Editorial 99

O art. 496 do NCPC cuida de apresentar o conteúdo possível da defesa do executado na execução de sentença. Trata-se de texto semelhante ao atual art. 475-L, CPC.


Neste momento, gostaria de tecer considerações sobre o inciso IV desse artigo.

Permite-se que o executado alegue, na execução de sentença, sua ilegitimidade e a falta de citação no processo de conhecimento (“Art. 496. Não incidirá a multa a que se refere o caput do art. 495 se o devedor, no prazo de que dispõe para pagar: (…) IV – demonstrar ser parte ilegítima ou não ter sido citado no processo de conhecimento”).

O projeto funde, em um mesmo inciso, as hipóteses atualmente previstas em incisos diversos (art. 475-L, I e IV, CPC).

Vejo dois problemas neste novo inciso.

Em primeiro lugar, não me parece correto que essas hipóteses sejam reunidas em um mesmo inciso. São situações muito diferentes entre si.

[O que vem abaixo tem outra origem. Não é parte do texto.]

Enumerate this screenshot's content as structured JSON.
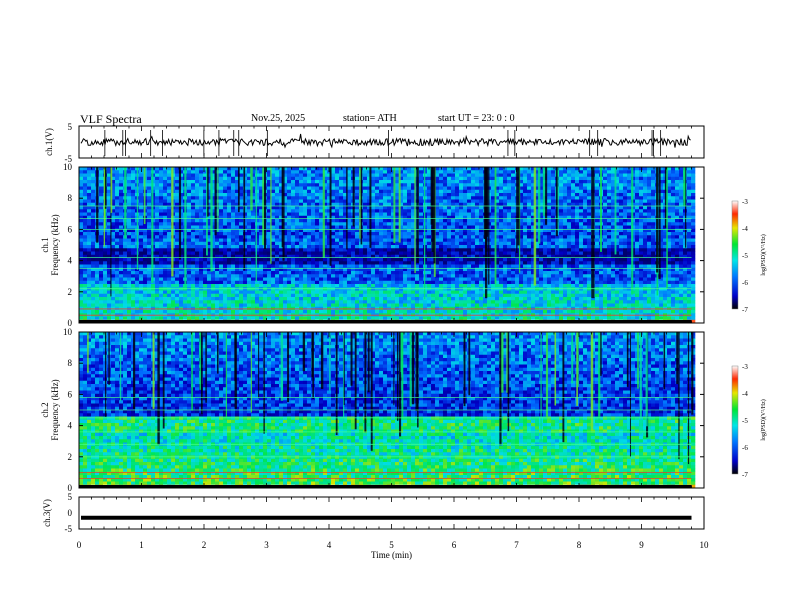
{
  "header": {
    "title": "VLF  Spectra",
    "date": "Nov.25, 2025",
    "station": "station= ATH",
    "start": "start  UT  =    23: 0   : 0"
  },
  "colors": {
    "spec_low": "#00007f",
    "spec_mid": "#00ffaa",
    "spec_high": "#ff0000",
    "trace": "#000000",
    "frame": "#000000"
  },
  "chart_data": [
    {
      "type": "line",
      "name": "ch1-waveform",
      "ylabel": "ch.1(V)",
      "yticks": [
        "5",
        "-5"
      ],
      "ylim": [
        -5,
        5
      ],
      "xlim": [
        0,
        10
      ],
      "description_values": "noisy trace around 0 V"
    },
    {
      "type": "heatmap",
      "name": "ch1-spectrogram",
      "ylabel": [
        "ch.1",
        "Frequency  (kHz)"
      ],
      "yticks": [
        "0",
        "2",
        "4",
        "6",
        "8",
        "10"
      ],
      "ylim": [
        0,
        10
      ],
      "xlim": [
        0,
        9.8
      ],
      "colorbar": {
        "label": "log(PSD)(V²/Hz)",
        "ticks": [
          "-3",
          "-4",
          "-5",
          "-6",
          "-7"
        ],
        "range": [
          -7,
          -3
        ]
      }
    },
    {
      "type": "heatmap",
      "name": "ch2-spectrogram",
      "ylabel": [
        "ch.2",
        "Frequency  (kHz)"
      ],
      "yticks": [
        "0",
        "2",
        "4",
        "6",
        "8",
        "10"
      ],
      "ylim": [
        0,
        10
      ],
      "xlim": [
        0,
        9.8
      ],
      "colorbar": {
        "label": "log(PSD)(V²/Hz)",
        "ticks": [
          "-3",
          "-4",
          "-5",
          "-6",
          "-7"
        ],
        "range": [
          -7,
          -3
        ]
      }
    },
    {
      "type": "line",
      "name": "ch3-waveform",
      "ylabel": "ch.3(V)",
      "yticks": [
        "5",
        "0",
        "-5"
      ],
      "ylim": [
        -5,
        5
      ],
      "xlim": [
        0,
        10
      ],
      "level": -1.5
    }
  ],
  "xaxis": {
    "label": "Time  (min)",
    "ticks": [
      "0",
      "1",
      "2",
      "3",
      "4",
      "5",
      "6",
      "7",
      "8",
      "9",
      "10"
    ],
    "range": [
      0,
      10
    ]
  }
}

A ilegitimidade de que se cogita é a ilegitimidade na execução (arts. 704-705, NCPC); não se trata de ilegitimidade no processo de conhecimento, questão cuja discussão fica obstada pela eficácia preclusiva da coisa julgada.

A falta de citação é defeito do processo de conhecimento, cuja eficácia invalidante se projeta para além do prazo da ação rescisória, permitindo o desfazimento da sentença defeituosa. Trata-se de questão que não fica acobertada pela eficácia preclusiva da coisa julgada. É hipótese de controle da coisa julgada, chamada de querela nullitatis.

Não devem ser reunidas em um mesmo inciso, portanto, para evitar incompreensões desnecessárias. Não há mal algum em manter a opção atual pela separação dessas hipóteses: cada uma em seu inciso.

Em segundo lugar, há um aspecto ainda mais preocupante.

O projeto permite ao executado alegar que não fora “citado no processo de conhecimento”. O texto atual (art. 475-L, I, CPC) é escrito de outra maneira: “falta ou nulidade da citação, se o processo correu à revelia”. A mudança de redação é injustificável.

Não basta a falta de citação para que se permita o desfazimento da sentença proferida contra o réu. É preciso que ele não tenha participado do processo de conhecimento. Se ele não foi citado, mas participou do processo, a falta é sanada e nada justifica que, posteriormente, possa pedir a invalidação da sentença contra ele proferida.

Demais disso, é preciso manter a hipótese que permite o desfazimento da sentença nos casos de citação defeituosa que gerou revelia e sentença contra o réu. Nada justifica que ela seja eliminada. É defeito igualmente grave.

É certo que a jurisprudência poderia suprir a lacuna do novo texto, a partir da incidência do princípio da boa-fé e da regra de que o comparecimento espontâneo supre a falta de citação (art. 196, § 1º, NCPC), dando-lhe a interpretação adequada.

Mas não há qualquer necessidade em permitir que o NCPC nasça com uma lacuna deste tamanho.